И опять крестьяне переглянулись. Затем старший ткнул корявой загорелой рукой в сторону недалеких черепичных крыш:

— Там иди!

Все так же улыбаясь, Григорий стряхнул с пиджака приставшие к нему стебельки сена и с готовой и даже радостной покорностью встал рядом со своими неожиданными стражами. Но старший отстранился, отступил шаг назад и молча показал на едва заметную тропинку, вьющуюся по недавно скошенному лугу. И Григорий пошел впереди, изредка с улыбкой оглядываясь на своих спутников, которые молча шагали следом, положив грабли на плечи и покуривая коротенькие трубочки.

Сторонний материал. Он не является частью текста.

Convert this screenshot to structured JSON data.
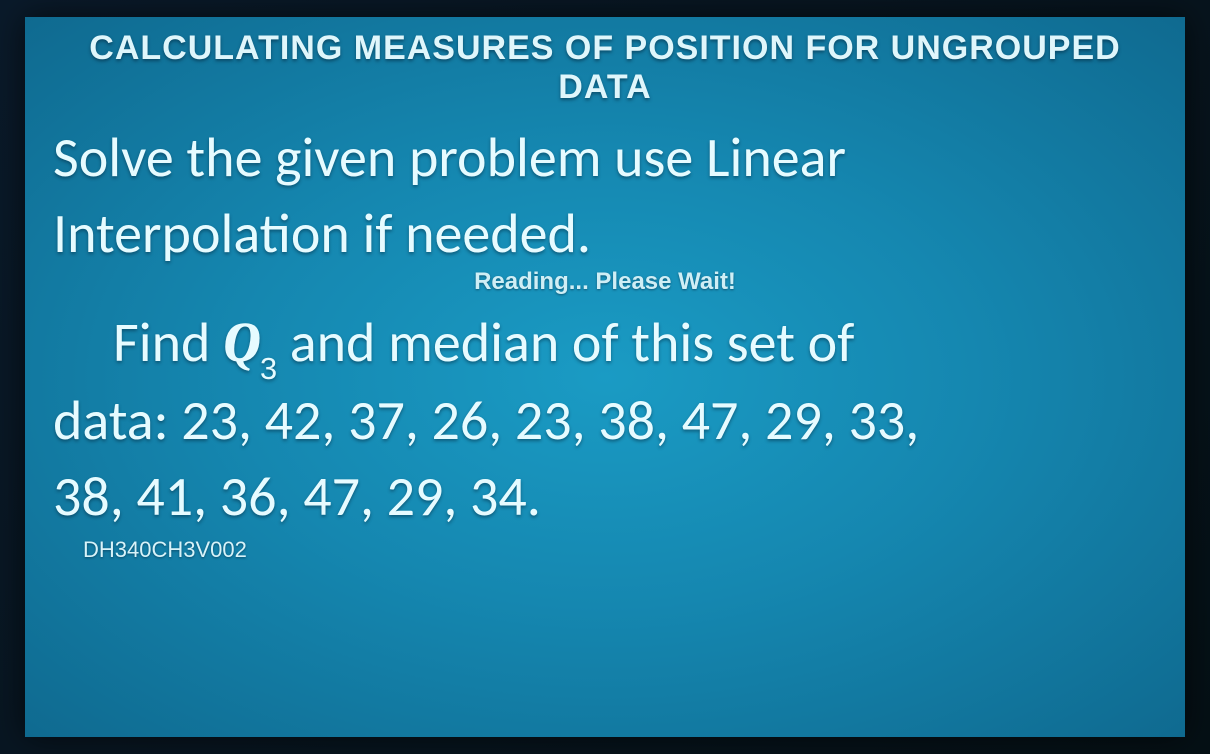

Все объяснилось, когда Григорий оказался в пропахшем табаком казенном учреждении типа российского полицейского участка. Он сразу понял, что случилось что-то чрезвычайное: по улицам бегали заплаканные женщины, громко и тревожно звучали голоса, два военных чина промчались на шарабане, запряженном взмыленными конями. Повсюду, на заборах и стенах домов, расклеены какие-то объявления или приказы.

Григория коротко допросили по-немецки: кто, откуда — и под строгим конвоем отвели в крошечную тюрьму, помещавшуюся в соседнем городке, заперли в одиночную камеру. Здесь его со строгим пристрастием много раз допрашивали какие-то усатые вахмистры и более значительные чины, — он не знал ни их званий, ни должностей. А через неделю под конвоем двух здоровенных стражников его отвели на вокзал и посадили в пустое купе пассажирского поезда. И пока его вели на вокзал, все встречные — и мужчины, и женщины, и даже дети — смотрели на него с ненавистью. А на вокзале, где грузились в эшелон солдаты, он увидел на вагоне сделанную мелом надпись: «Jedem Russ ein Schuss!» — «Каждого русского пристрели!» И только тогда понял, что дело нешуточное, что началась война, что, бежав из одной тюрьмы, он угодил в другую.

Стражи, покуривая, неподвижно сидели у входа в купе, а Григорий смотрел в пыльное вагонное окно. Пытался заговаривать с конвоирами, но они не ответили ни на один вопрос, сидели как каменные изваяния.